The brouhaha over protein and nutrition recommendations got me thinking. Do generic recommendations make sense? Not just for nutrition. Even exercise and training. Sleep. Stress management. Communication. Just everything that is necessary to produce reasonable wellness outcomes.

Many roads to success

I argue against one right plate or an optimal dosage of activity for one simple reason. There are far too many approaches to good quality of life. I mean that in a good way. And all of them work well enough.

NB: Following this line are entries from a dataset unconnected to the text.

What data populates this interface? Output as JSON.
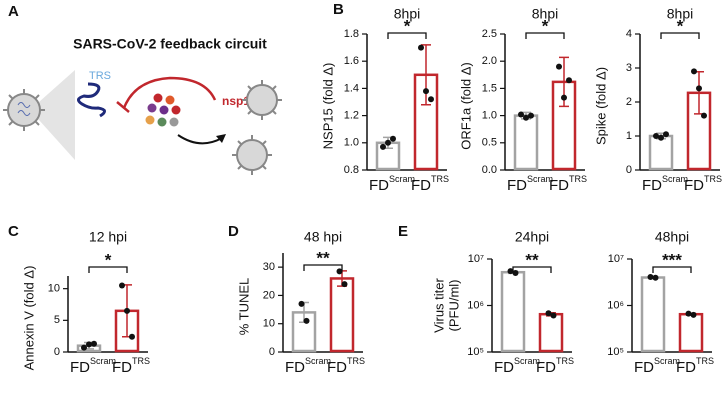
{
  "panel_a": {
    "letter": "A",
    "title": "SARS-CoV-2 feedback circuit",
    "trs_label": "TRS",
    "nsp15_label": "nsp15"
  },
  "chart_data": [
    {
      "type": "bar",
      "panel": "B",
      "title": "8hpi",
      "ylabel": "NSP15 (fold Δ)",
      "categories": [
        {
          "text": "FD",
          "superscript": "Scram"
        },
        {
          "text": "FD",
          "superscript": "TRS"
        }
      ],
      "values": [
        1.0,
        1.5
      ],
      "errors": [
        0.04,
        0.22
      ],
      "points": [
        [
          0.97,
          1.0,
          1.03
        ],
        [
          1.7,
          1.38,
          1.32
        ]
      ],
      "colors": [
        "#a3a3a3",
        "#c1272d"
      ],
      "significance": "*",
      "ylim": [
        0.8,
        1.8
      ],
      "yticks": [
        0.8,
        {
          "value": 1,
          "label": "1.0"
        },
        1.2,
        1.4,
        1.6,
        1.8
      ]
    },
    {
      "type": "bar",
      "title": "8hpi",
      "ylabel": "ORF1a (fold Δ)",
      "categories": [
        {
          "text": "FD",
          "superscript": "Scram"
        },
        {
          "text": "FD",
          "superscript": "TRS"
        }
      ],
      "values": [
        1.0,
        1.62
      ],
      "errors": [
        0.06,
        0.45
      ],
      "points": [
        [
          1.02,
          0.96,
          1.0
        ],
        [
          1.9,
          1.33,
          1.65
        ]
      ],
      "colors": [
        "#a3a3a3",
        "#c1272d"
      ],
      "significance": "*",
      "ylim": [
        0,
        2.5
      ],
      "yticks": [
        {
          "value": 0,
          "label": "0.0"
        },
        0.5,
        {
          "value": 1,
          "label": "1.0"
        },
        1.5,
        {
          "value": 2,
          "label": "2.0"
        },
        2.5
      ]
    },
    {
      "type": "bar",
      "title": "8hpi",
      "ylabel": "Spike (fold Δ)",
      "categories": [
        {
          "text": "FD",
          "superscript": "Scram"
        },
        {
          "text": "FD",
          "superscript": "TRS"
        }
      ],
      "values": [
        1.0,
        2.27
      ],
      "errors": [
        0.08,
        0.62
      ],
      "points": [
        [
          1.0,
          0.95,
          1.05
        ],
        [
          2.9,
          2.4,
          1.6
        ]
      ],
      "colors": [
        "#a3a3a3",
        "#c1272d"
      ],
      "significance": "*",
      "ylim": [
        0,
        4
      ],
      "yticks": [
        0,
        1,
        2,
        3,
        4
      ]
    },
    {
      "type": "bar",
      "panel": "C",
      "title": "12 hpi",
      "ylabel": "Annexin V (fold Δ)",
      "categories": [
        {
          "text": "FD",
          "superscript": "Scram"
        },
        {
          "text": "FD",
          "superscript": "TRS"
        }
      ],
      "values": [
        1.0,
        6.5
      ],
      "errors": [
        0.5,
        4.1
      ],
      "points": [
        [
          0.7,
          1.2,
          1.3
        ],
        [
          10.5,
          6.5,
          2.4
        ]
      ],
      "colors": [
        "#a3a3a3",
        "#c1272d"
      ],
      "significance": "*",
      "ylim": [
        0,
        12
      ],
      "yticks": [
        0,
        5,
        10
      ]
    },
    {
      "type": "bar",
      "panel": "D",
      "title": "48 hpi",
      "ylabel": "% TUNEL",
      "categories": [
        {
          "text": "FD",
          "superscript": "Scram"
        },
        {
          "text": "FD",
          "superscript": "TRS"
        }
      ],
      "values": [
        14,
        26
      ],
      "errors": [
        3.5,
        2.7
      ],
      "points": [
        [
          17,
          11
        ],
        [
          28.5,
          24
        ]
      ],
      "colors": [
        "#a3a3a3",
        "#c1272d"
      ],
      "significance": "**",
      "ylim": [
        0,
        35
      ],
      "yticks": [
        0,
        10,
        20,
        30
      ]
    },
    {
      "type": "bar",
      "panel": "E",
      "title": "24hpi",
      "ylabel": [
        "Virus titer",
        "(PFU/ml)"
      ],
      "yscale": "log",
      "categories": [
        {
          "text": "FD",
          "superscript": "Scram"
        },
        {
          "text": "FD",
          "superscript": "TRS"
        }
      ],
      "values": [
        5200000,
        650000
      ],
      "errors": [
        300000,
        50000
      ],
      "points": [
        [
          5500000,
          5000000
        ],
        [
          680000,
          610000
        ]
      ],
      "colors": [
        "#a3a3a3",
        "#c1272d"
      ],
      "significance": "**",
      "ylim": [
        100000,
        10000000
      ],
      "yticks": [
        {
          "value": 100000,
          "label": "10⁵"
        },
        {
          "value": 1000000,
          "label": "10⁶"
        },
        {
          "value": 10000000,
          "label": "10⁷"
        }
      ]
    },
    {
      "type": "bar",
      "title": "48hpi",
      "yscale": "log",
      "categories": [
        {
          "text": "FD",
          "superscript": "Scram"
        },
        {
          "text": "FD",
          "superscript": "TRS"
        }
      ],
      "values": [
        4000000,
        650000
      ],
      "errors": [
        100000,
        30000
      ],
      "points": [
        [
          4100000,
          3950000
        ],
        [
          670000,
          630000
        ]
      ],
      "colors": [
        "#a3a3a3",
        "#c1272d"
      ],
      "significance": "***",
      "ylim": [
        100000,
        10000000
      ],
      "yticks": [
        {
          "value": 100000,
          "label": "10⁵"
        },
        {
          "value": 1000000,
          "label": "10⁶"
        },
        {
          "value": 10000000,
          "label": "10⁷"
        }
      ]
    }
  ]
}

Here are the dietary strategies that work:

1. Vegan

2. Ovo-lacto

3. Ovo

4. Lacto

5. Ovo-lacto-poultry

6. Ovo-lacto-poultry-piscine

7. Ovo-lacto-piscine

And so on including mutton, beef, seafood and a protein supplement. There’s over 200 ways to eat the protein, fiber, fat and carbs you need in a day. One plate isn’t going to help you visualize all the ways you can get it right. Same for exercise and training.

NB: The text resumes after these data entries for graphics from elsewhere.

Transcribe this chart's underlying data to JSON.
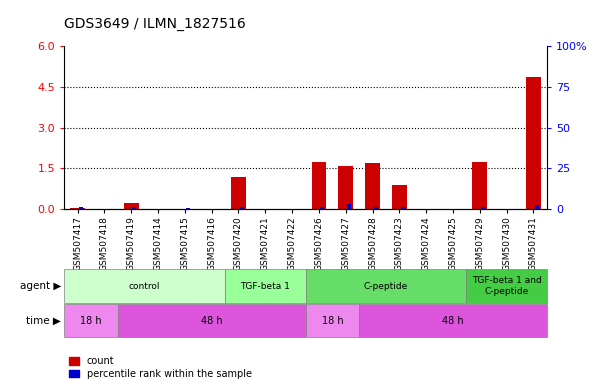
{
  "title": "GDS3649 / ILMN_1827516",
  "samples": [
    "GSM507417",
    "GSM507418",
    "GSM507419",
    "GSM507414",
    "GSM507415",
    "GSM507416",
    "GSM507420",
    "GSM507421",
    "GSM507422",
    "GSM507426",
    "GSM507427",
    "GSM507428",
    "GSM507423",
    "GSM507424",
    "GSM507425",
    "GSM507429",
    "GSM507430",
    "GSM507431"
  ],
  "count_values": [
    0.05,
    0.0,
    0.22,
    0.0,
    0.0,
    0.0,
    1.2,
    0.0,
    0.0,
    1.75,
    1.6,
    1.7,
    0.9,
    0.0,
    0.0,
    1.75,
    0.0,
    4.85
  ],
  "percentile_values": [
    0.08,
    0.0,
    0.08,
    0.0,
    0.04,
    0.0,
    0.1,
    0.0,
    0.0,
    0.1,
    0.2,
    0.1,
    0.1,
    0.0,
    0.0,
    0.1,
    0.0,
    0.15
  ],
  "ylim_left": [
    0,
    6
  ],
  "ylim_right": [
    0,
    100
  ],
  "yticks_left": [
    0,
    1.5,
    3.0,
    4.5,
    6
  ],
  "yticks_right": [
    0,
    25,
    50,
    75,
    100
  ],
  "dotted_lines": [
    1.5,
    3.0,
    4.5
  ],
  "bar_color_count": "#cc0000",
  "bar_color_percentile": "#0000cc",
  "agent_groups": [
    {
      "label": "control",
      "start": 0,
      "end": 6,
      "color": "#ccffcc"
    },
    {
      "label": "TGF-beta 1",
      "start": 6,
      "end": 9,
      "color": "#99ff99"
    },
    {
      "label": "C-peptide",
      "start": 9,
      "end": 15,
      "color": "#66dd66"
    },
    {
      "label": "TGF-beta 1 and\nC-peptide",
      "start": 15,
      "end": 18,
      "color": "#44cc44"
    }
  ],
  "time_groups": [
    {
      "label": "18 h",
      "start": 0,
      "end": 2,
      "color": "#ee88ee"
    },
    {
      "label": "48 h",
      "start": 2,
      "end": 9,
      "color": "#dd55dd"
    },
    {
      "label": "18 h",
      "start": 9,
      "end": 11,
      "color": "#ee88ee"
    },
    {
      "label": "48 h",
      "start": 11,
      "end": 18,
      "color": "#dd55dd"
    }
  ]
}
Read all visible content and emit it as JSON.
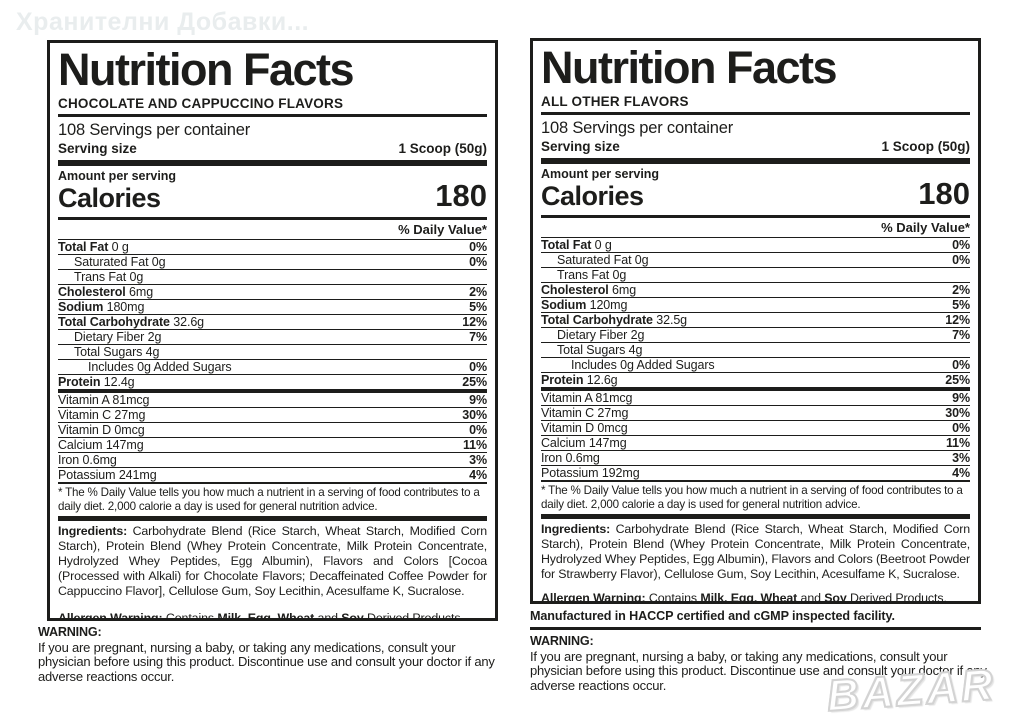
{
  "colors": {
    "text": "#1d1d1b",
    "background": "#ffffff",
    "watermark": "#e9edee"
  },
  "watermark_top": "Хранителни Добавки...",
  "watermark_logo": "BAZAR",
  "labels": {
    "left": {
      "title": "Nutrition Facts",
      "flavor": "CHOCOLATE AND CAPPUCCINO FLAVORS",
      "servings_per_container": "108 Servings per container",
      "serving_size_label": "Serving size",
      "serving_size_value": "1 Scoop (50g)",
      "amount_per_serving": "Amount per serving",
      "calories_label": "Calories",
      "calories_value": "180",
      "daily_value_header": "% Daily Value*",
      "nutrients": [
        {
          "b": "Total Fat",
          "r": " 0 g",
          "dv": "0%"
        },
        {
          "b": "",
          "r": "Saturated Fat 0g",
          "dv": "0%"
        },
        {
          "b": "",
          "r": "Trans Fat 0g",
          "dv": ""
        },
        {
          "b": "Cholesterol",
          "r": " 6mg",
          "dv": "2%"
        },
        {
          "b": "Sodium",
          "r": " 180mg",
          "dv": "5%"
        },
        {
          "b": "Total Carbohydrate",
          "r": " 32.6g",
          "dv": "12%"
        },
        {
          "b": "",
          "r": "Dietary Fiber 2g",
          "dv": "7%"
        },
        {
          "b": "",
          "r": "Total Sugars 4g",
          "dv": ""
        },
        {
          "b": "",
          "r": "Includes 0g Added Sugars",
          "dv": "0%"
        },
        {
          "b": "Protein",
          "r": " 12.4g",
          "dv": "25%"
        },
        {
          "b": "",
          "r": "Vitamin A 81mcg",
          "dv": "9%"
        },
        {
          "b": "",
          "r": "Vitamin C 27mg",
          "dv": "30%"
        },
        {
          "b": "",
          "r": "Vitamin D 0mcg",
          "dv": "0%"
        },
        {
          "b": "",
          "r": "Calcium 147mg",
          "dv": "11%"
        },
        {
          "b": "",
          "r": "Iron 0.6mg",
          "dv": "3%"
        },
        {
          "b": "",
          "r": "Potassium 241mg",
          "dv": "4%"
        }
      ],
      "footnote": "* The % Daily Value tells you how much a nutrient in a serving of food contributes to a daily diet. 2,000 calorie a day is used for general nutrition advice.",
      "ingredients_label": "Ingredients:",
      "ingredients_text": " Carbohydrate Blend (Rice Starch, Wheat Starch, Modified Corn Starch), Protein Blend (Whey Protein Concentrate, Milk Protein Concentrate, Hydrolyzed Whey Peptides, Egg Albumin), Flavors and Colors [Cocoa (Processed with Alkali) for Chocolate Flavors; Decaffeinated Coffee Powder for Cappuccino Flavor], Cellulose Gum, Soy Lecithin, Acesulfame K, Sucralose.",
      "allergen": {
        "label": "Allergen Warning:",
        "contains": " Contains ",
        "bold1": "Milk, Egg, Wheat",
        "and_word": " and ",
        "bold2": "Soy",
        "rest": " Derived Products."
      },
      "warning_title": "WARNING:",
      "warning_text": "If you are pregnant, nursing a baby, or taking any medications, consult your physician before using this product. Discontinue use and consult your doctor if any adverse reactions occur."
    },
    "right": {
      "title": "Nutrition Facts",
      "flavor": "ALL OTHER FLAVORS",
      "servings_per_container": "108 Servings per container",
      "serving_size_label": "Serving size",
      "serving_size_value": "1 Scoop (50g)",
      "amount_per_serving": "Amount per serving",
      "calories_label": "Calories",
      "calories_value": "180",
      "daily_value_header": "% Daily Value*",
      "nutrients": [
        {
          "b": "Total Fat",
          "r": " 0 g",
          "dv": "0%"
        },
        {
          "b": "",
          "r": "Saturated Fat 0g",
          "dv": "0%"
        },
        {
          "b": "",
          "r": "Trans Fat 0g",
          "dv": ""
        },
        {
          "b": "Cholesterol",
          "r": " 6mg",
          "dv": "2%"
        },
        {
          "b": "Sodium",
          "r": " 120mg",
          "dv": "5%"
        },
        {
          "b": "Total Carbohydrate",
          "r": " 32.5g",
          "dv": "12%"
        },
        {
          "b": "",
          "r": "Dietary Fiber 2g",
          "dv": "7%"
        },
        {
          "b": "",
          "r": "Total Sugars 4g",
          "dv": ""
        },
        {
          "b": "",
          "r": "Includes 0g Added Sugars",
          "dv": "0%"
        },
        {
          "b": "Protein",
          "r": " 12.6g",
          "dv": "25%"
        },
        {
          "b": "",
          "r": "Vitamin A 81mcg",
          "dv": "9%"
        },
        {
          "b": "",
          "r": "Vitamin C 27mg",
          "dv": "30%"
        },
        {
          "b": "",
          "r": "Vitamin D 0mcg",
          "dv": "0%"
        },
        {
          "b": "",
          "r": "Calcium 147mg",
          "dv": "11%"
        },
        {
          "b": "",
          "r": "Iron 0.6mg",
          "dv": "3%"
        },
        {
          "b": "",
          "r": "Potassium 192mg",
          "dv": "4%"
        }
      ],
      "footnote": "* The % Daily Value tells you how much a nutrient in a serving of food contributes to a daily diet. 2,000 calorie a day is used for general nutrition advice.",
      "ingredients_label": "Ingredients:",
      "ingredients_text": " Carbohydrate Blend (Rice Starch, Wheat Starch, Modified Corn Starch), Protein Blend (Whey Protein Concentrate, Milk Protein Concentrate, Hydrolyzed Whey Peptides, Egg Albumin), Flavors and Colors (Beetroot Powder for Strawberry Flavor), Cellulose Gum, Soy Lecithin, Acesulfame K, Sucralose.",
      "allergen": {
        "label": "Allergen Warning:",
        "contains": " Contains ",
        "bold1": "Milk, Egg, Wheat",
        "and_word": " and ",
        "bold2": "Soy",
        "rest": " Derived Products."
      },
      "manufactured": "Manufactured in HACCP certified and cGMP inspected facility.",
      "warning_title": "WARNING:",
      "warning_text": "If you are pregnant, nursing a baby, or taking any medications, consult your physician before using this product. Discontinue use and consult your doctor if any adverse reactions occur."
    }
  }
}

The non-negotiable outcome

A healthy heart that can handle a reasonable amount of exertion. Enough muscle to be anti-fragile and handle some work. You could do as little as 30 mins of cardio a week alongside 3 hours of strength training. Or 6 hours of strength training. Or an hour strength and 4 hours of cardio. The combinations are just so many. And throwing in a sport, some hikes, a trek.


Between medical history, family history, bloodwork, fitness tests, DEXA scans and a rigorous medical check up, we can get a terrific sense of how a person is holding up. The weak link here is the medical community. If they assume fragility, fraility and sharply diminished work capacity is business as usual for a person as they age, our ageing society is in for a rather unpleasant few decades ahead. We need higher standards for what a human should be physically capable of doing.And guidelines for how much is just right, too little or too much, be it for exercise or nutrition, might be the more pragmatic way ahead.